2 Clinical Trials for Various Conditions
The purpose of this study is to see whether it is feasible to conduct a study to determine if the use of hyaluronic acid (HLA) vaginal gel (HyaloGYN®) improves vulvovaginal health. This study aims to look at whether or not HyaloGYN® is effective in women with a history of hormone receptor positive cancer and experiencing vaginal and/or vulvar symptoms of estrogen deprivation following their breast and endometrial cancer treatment.
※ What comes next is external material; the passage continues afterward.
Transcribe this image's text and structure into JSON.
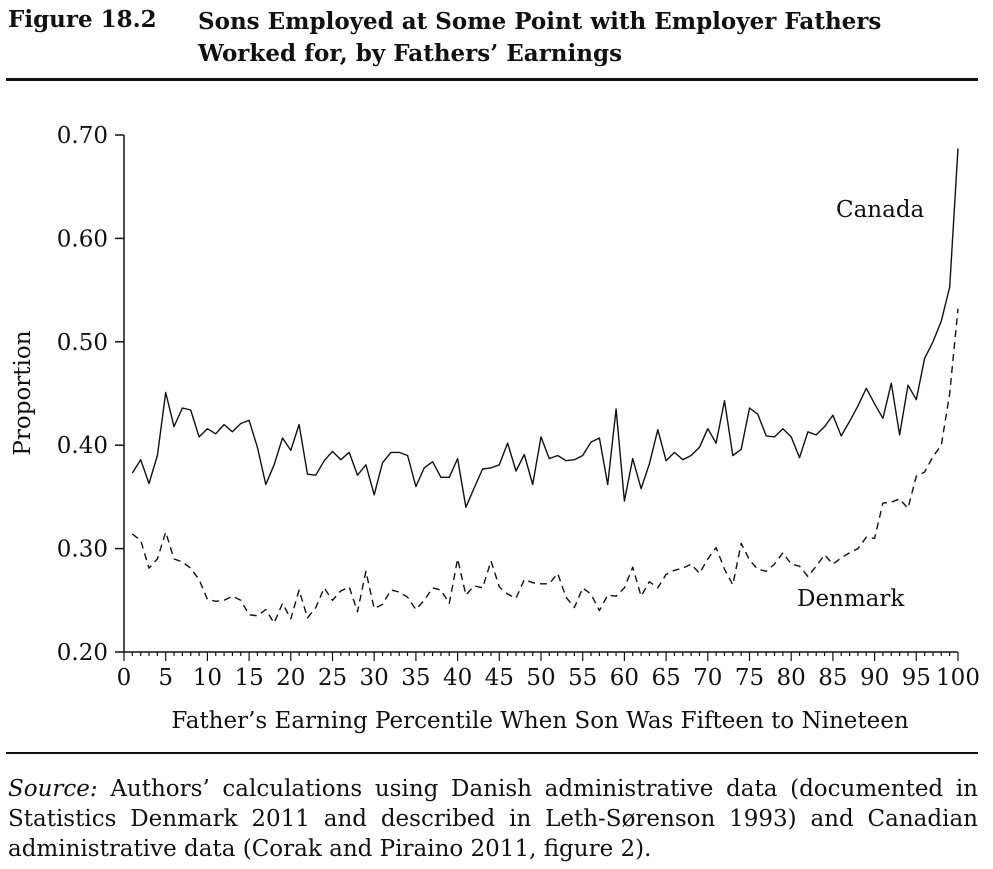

Most young breast cancer patients undergo chemotherapy and/or endocrine therapy, treatments that impair ovarian function and result in significant reproductive health late effects. These late effects include symptoms of estrogen deprivation (e.g., hot flashes and vaginal dryness), which are distressing in young breast cancer survivors (YBCS). The goal of this pilot study is to test the feasibility of a 4-week text message based intervention on hot flashes and vaginal dryness in YBCS. YBCS will be randomized in a 1:1 ratio to the intervention (text messages on hot flash and vaginal dryness management) and control arms. All participants will be prompted to provide daily hot flash frequency and severity via text messaging. The primary hypothesis is YBCS will have high rates of daily hot flash reporting via text messaging. Secondarily, we will compare changes in hot flash frequency, hot flash severity and vagina dryness between the intervention and control arms.